Quelques résultats saillants des travaux du CEPII en 2010 Texte intégral
   
Les recherches du CEPII en 2010 ont de nouveau été marquées par la crise économique et financière mondiale. Le programme Monnaie et finance internationales a été particulièrement mis à contribution. Plusieurs travaux ont directement porté sur les conséquences de la crise. Cette crise s’est traduite à court terme par une chute de la croissance et une augmentation du chômage. Mais les travaux du CEPII ont surtout mis en avant les changements structurels à moyen-long terme, qu’il s’agisse des conséquences sur l’industrie financière (dont le centre de gravité se déplace vers l’est, au détriment de Wall Street et de La City), de l’équilibre des systèmes de retraite (mis à mal par les chocs démographiques, mais également par les pertes en patrimoine) ou de la soutenabilité des déficits publics.
Traditionnellement, le programme MFI s’intéresse de près au système monétaire international. Cette année, il a surtout été question des déséquilibres mondiaux. Les travaux du CEPII suggèrent que la contribution de la Chine à la réduction des déséquilibres dépendra moins de l’évolution de son régime de change que de la levée de ses contrôles de capitaux et des réformes structurelles pouvant réduire le taux d’épargne agrégé du pays. Compte tenu des évolutions économiques, le CEPII s’attend, à moyen-long terme, à une évolution du système monétaire international vers un système multipolaire (dollar, euro, yuan) qui pourrait permettre de limiter les désajustements des taux de change et l’asymétrie des efforts de rééquilibrage, au prix d’une plus grande volatilité des changes à court terme.
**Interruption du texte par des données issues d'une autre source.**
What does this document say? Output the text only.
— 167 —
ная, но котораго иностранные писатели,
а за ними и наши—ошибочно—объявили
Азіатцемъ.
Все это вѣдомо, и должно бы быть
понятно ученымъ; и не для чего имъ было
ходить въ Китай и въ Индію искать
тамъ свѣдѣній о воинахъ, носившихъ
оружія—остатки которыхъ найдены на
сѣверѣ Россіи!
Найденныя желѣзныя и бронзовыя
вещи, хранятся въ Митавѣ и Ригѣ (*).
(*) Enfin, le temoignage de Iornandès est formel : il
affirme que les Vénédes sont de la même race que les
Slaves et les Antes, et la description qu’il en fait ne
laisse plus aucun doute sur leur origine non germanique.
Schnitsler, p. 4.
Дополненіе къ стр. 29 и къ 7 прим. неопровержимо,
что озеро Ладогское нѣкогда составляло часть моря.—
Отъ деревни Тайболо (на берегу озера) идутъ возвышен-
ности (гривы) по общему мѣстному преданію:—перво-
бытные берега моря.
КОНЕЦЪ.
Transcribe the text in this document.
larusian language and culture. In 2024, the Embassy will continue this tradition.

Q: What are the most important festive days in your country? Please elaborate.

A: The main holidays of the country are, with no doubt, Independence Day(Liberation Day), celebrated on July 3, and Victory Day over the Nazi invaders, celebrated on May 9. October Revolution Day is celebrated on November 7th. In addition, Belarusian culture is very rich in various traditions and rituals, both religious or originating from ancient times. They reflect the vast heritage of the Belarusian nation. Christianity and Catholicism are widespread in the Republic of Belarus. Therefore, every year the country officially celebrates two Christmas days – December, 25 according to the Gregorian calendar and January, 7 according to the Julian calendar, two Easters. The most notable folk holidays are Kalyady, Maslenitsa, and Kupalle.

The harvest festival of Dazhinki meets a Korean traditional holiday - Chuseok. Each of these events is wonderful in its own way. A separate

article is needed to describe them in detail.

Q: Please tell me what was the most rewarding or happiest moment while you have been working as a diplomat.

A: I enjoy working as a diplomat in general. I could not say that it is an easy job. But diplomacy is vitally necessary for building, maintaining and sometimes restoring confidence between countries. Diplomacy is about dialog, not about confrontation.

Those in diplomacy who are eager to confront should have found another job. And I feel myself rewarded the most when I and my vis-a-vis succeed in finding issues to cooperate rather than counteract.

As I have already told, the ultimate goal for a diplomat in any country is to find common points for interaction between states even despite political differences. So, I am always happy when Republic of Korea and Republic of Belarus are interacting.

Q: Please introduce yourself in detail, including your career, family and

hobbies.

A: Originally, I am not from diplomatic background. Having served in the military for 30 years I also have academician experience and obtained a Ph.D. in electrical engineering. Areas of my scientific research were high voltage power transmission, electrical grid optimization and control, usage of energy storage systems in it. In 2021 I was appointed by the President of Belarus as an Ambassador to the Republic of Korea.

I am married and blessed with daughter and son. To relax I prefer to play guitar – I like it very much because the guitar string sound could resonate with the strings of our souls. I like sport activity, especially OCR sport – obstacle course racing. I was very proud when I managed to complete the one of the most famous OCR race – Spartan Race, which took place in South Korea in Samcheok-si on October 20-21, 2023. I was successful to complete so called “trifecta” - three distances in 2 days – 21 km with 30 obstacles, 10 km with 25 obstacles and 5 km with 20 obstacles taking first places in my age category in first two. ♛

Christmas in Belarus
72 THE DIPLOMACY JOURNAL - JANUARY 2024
Les économistes du CEPII font, par ailleurs, ressortir les avantages d’une taxe sur les activités financières et défendent l’utilisation raisonnée des contrôles de capitaux.
Le programme MFI à également abordé le thème de la responsabilité sociale des entreprises. Il ressort notamment de ces travaux que la sanction des marchés financiers en cas d’accident industriel majeur n’est généralement pas suffisante pour contraindre les entreprises à prendre des mesures significatives en faveur de la protection de l’environnement. Enfin, soulignons les travaux du programme MFI sur les investissements directs étrangers Sud-Sud qui font état d’une volonté forte des pays émergents d’accéder aux ressources naturelles, y compris dans des pays où les obstacles institutionnels (corruption, non-respect des droits de propriété, …) limitent généralement les investissements.

Le programme Analyse du commerce international a, de son côté, analysé très attentivement la crise brutale mais de courte durée du commerce mondial. Il ressort que les pays spécialisés dans les exportations haut de gamme sont plus sensibles aux fluctuations de la conjoncture internationale, car les élasticités-revenu des exportations sont plus élevées pour les variétés haut de gamme que pour le bas de gamme. Ce constat, réalisé à l’occasion de la crise, confirme que la compétitivité-prix reste un élément essentiel des performances à l’exportation des entreprises, même dans les secteurs et les pays fortement spécialisés dans les productions haut de gamme : en fléchissant, la demande tend à se reporter sur les variétés les moins onéreuses.
Par ailleurs, les travaux du programme ACI en 2010 apportent des éclairages nouveaux et importants sur l’impact de l’internationalisation des firmes. Ils montrent que les investissements français à l’étranger ne sont pas forcément associés à des destructions d’emplois (au contraire, les entreprises qui investissent à l’étranger bénéficient, dans la majorité des cas, de gains de productivité et créent des emplois). De la même façon, le rachat d’entreprises françaises par des groupes étrangers tendent à renforcer les performances des entreprises ciblées.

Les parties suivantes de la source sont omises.